Linear regression is extremely easy to compute. The model is defined in matrix form:
$$ y = X \beta + u. $$
The $X$ are the explanatory variables and $u$ is the statistical error term. The "columns" in matrix $X$ are the variables or features. As long as there are more "rows" (observations) than "columns" (variables/features) it is extremely easy to compute the coefficients $\beta$. You just need to solve the equation:
$$ \hat{\beta} = (X'X)^{-1} X'y.$$
Even with relatively large datasets, computers can solve this equation very fast. Alternatively you can use gradient descent to find the optimum.
How is the optimum obtained (so how is the vector $\beta$ found)? The criterion simply is to find a vector $\beta$ which minimises the sum of squared errors $u^2$ for given $X$.
You can adress non-linearity (in $X$) to some extent using linear regression. Say there is one explanatory variable $x$, we can write a linear model like:
$$ y = \beta_0 + \beta_1 x + u. $$
This basically is a linear function with intercept $\beta_0$ and slope $\beta_1$. Now suppose that the true data are not perfectly linear but show some non-linear pattern. In this case you can add additional terms to your model to try to capture this non-linearity. Any linear transformations of $x$ are allowed, e.g. you could write models like:
$$ y = \beta_0 + \beta_1 x + \beta_2 x^2 + u. $$
$$ y = \beta_0 + \beta_1 x + \beta_2 x^2 + ... + \beta_n x^n + u. $$
$$ y = \beta_0 + \beta_1 log(x) + u. $$
Using such linear transformations of $x$, it is often possible to capture quite a lot of "non-linearity" in $x$.

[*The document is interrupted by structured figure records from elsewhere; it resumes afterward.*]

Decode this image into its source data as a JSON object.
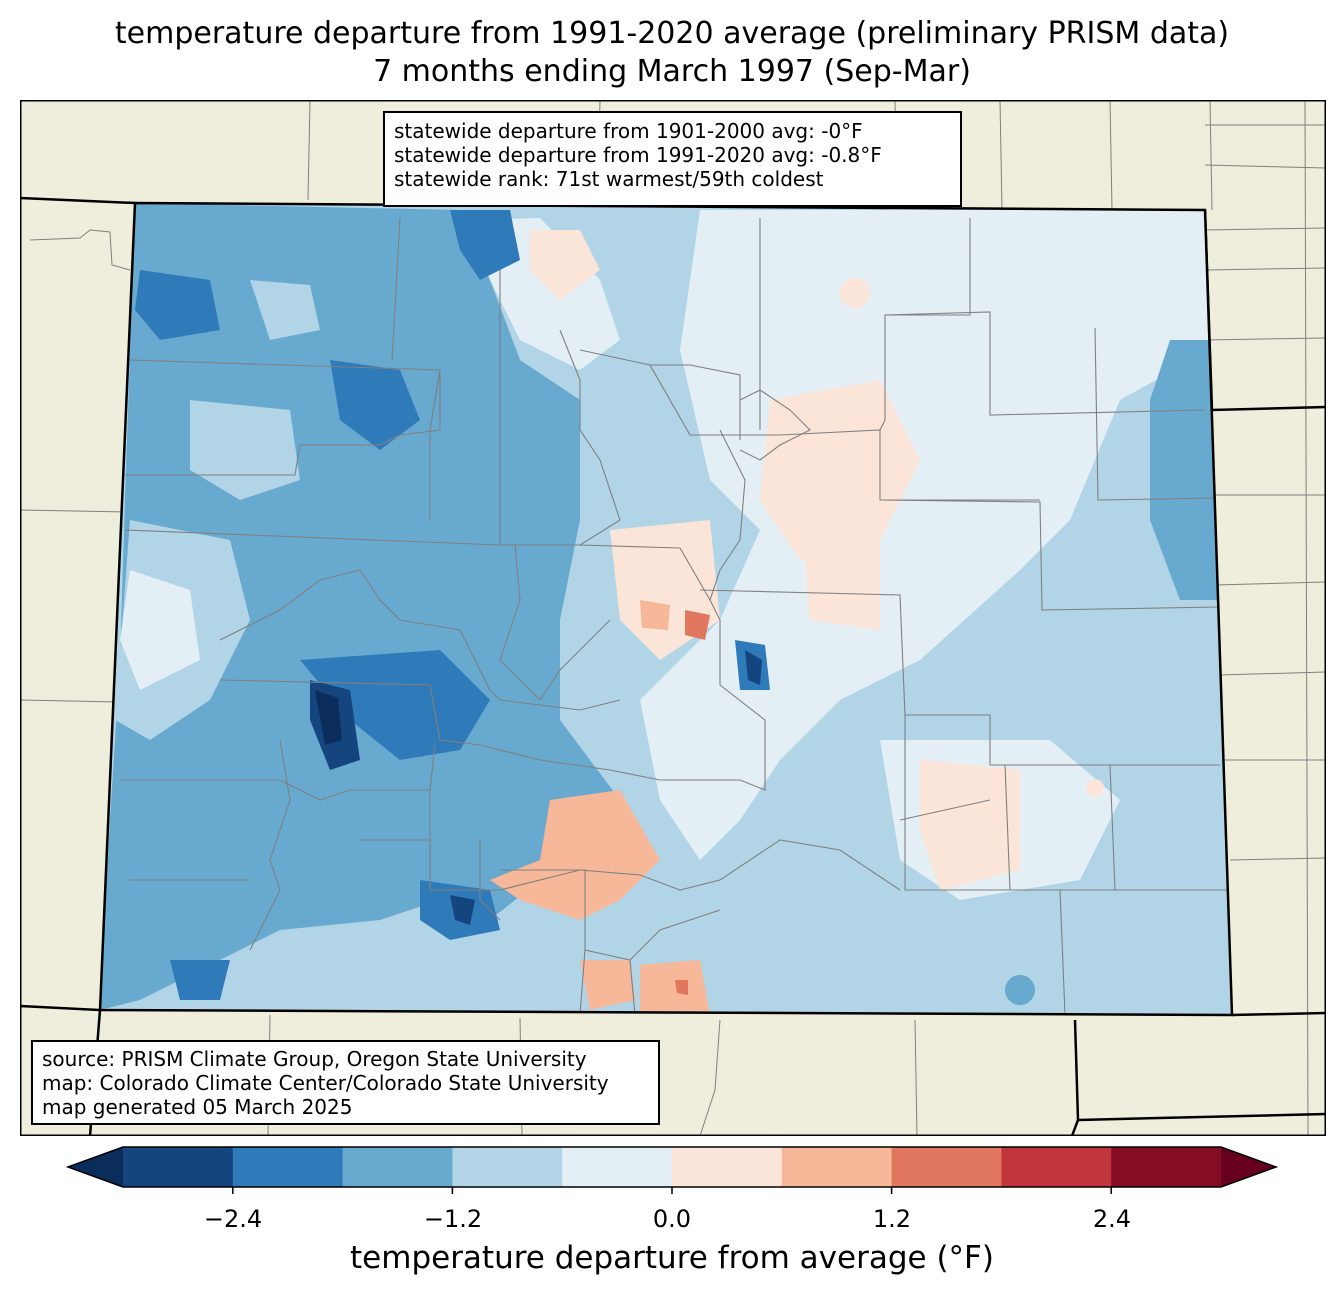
{
  "title": {
    "line1": "temperature departure from 1991-2020 average (preliminary PRISM data)",
    "line2": "7 months ending March 1997 (Sep-Mar)"
  },
  "stats": {
    "line1": "statewide departure from 1901-2000 avg: -0°F",
    "line2": "statewide departure from 1991-2020 avg: -0.8°F",
    "line3": "statewide rank: 71st warmest/59th coldest"
  },
  "source": {
    "line1": "source: PRISM Climate Group, Oregon State University",
    "line2": "map: Colorado Climate Center/Colorado State University",
    "line3": "map generated 05 March 2025"
  },
  "colorbar": {
    "label": "temperature departure from average (°F)",
    "ticks": [
      "−2.4",
      "−1.2",
      "0.0",
      "1.2",
      "2.4"
    ],
    "tick_values": [
      -2.4,
      -1.2,
      0.0,
      1.2,
      2.4
    ],
    "range": [
      -3.0,
      3.0
    ],
    "step": 0.6,
    "colors": [
      "#14457f",
      "#2f7ab9",
      "#67a9cf",
      "#b1d4e7",
      "#e4eef5",
      "#fbe5d9",
      "#f7b799",
      "#e0775e",
      "#c0363c",
      "#850c25"
    ],
    "under_color": "#0a2d5c",
    "over_color": "#67001f"
  },
  "colors": {
    "land": "#efeddb",
    "state_border": "#000000",
    "county_border": "#808080"
  }
}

You can even combine several linear models to one model in order to capture quite wild non-linearity in $x$, these models are called "generalised additiive models" (GAM).
Regarding your second question: Also linear models can capture a high degree of complexity in data, especially in case many $x$ are included in the regression. So there is no ex-ante reason to believe that linear models will in general perform worse than other models (like tree-based or neural nets). Also the principle of parsimony says that we should prefer a less complex model over a more complex one if the more complex model does not yield better results than the less complex model.
If the information in your training set comes from the same "data generating process" (DGP) like the information in the data you want to predict, you may be able to produce proper predictions. Suppose you employ an extremely fancy model to learn a DGP but when it comes to predictions, the data you have to predict some outcome come from an entirely different DGP. In this case, you will likely produce very bad predictions, regardless of what model you employed in the first place. So first of all, make sure that you choose a model which is able to describe/learn/predict some outcome in a good way in the training data (without being unnecessarily complex). Second, make sure that the data you want to predict, comes from the same DGP as the data you used for training. In essence, your model can only predict what it has learned before.
Have a look at "Introduction to Statistical Learning", it's a great book, which is also available online as PDF. It also comes with R labs.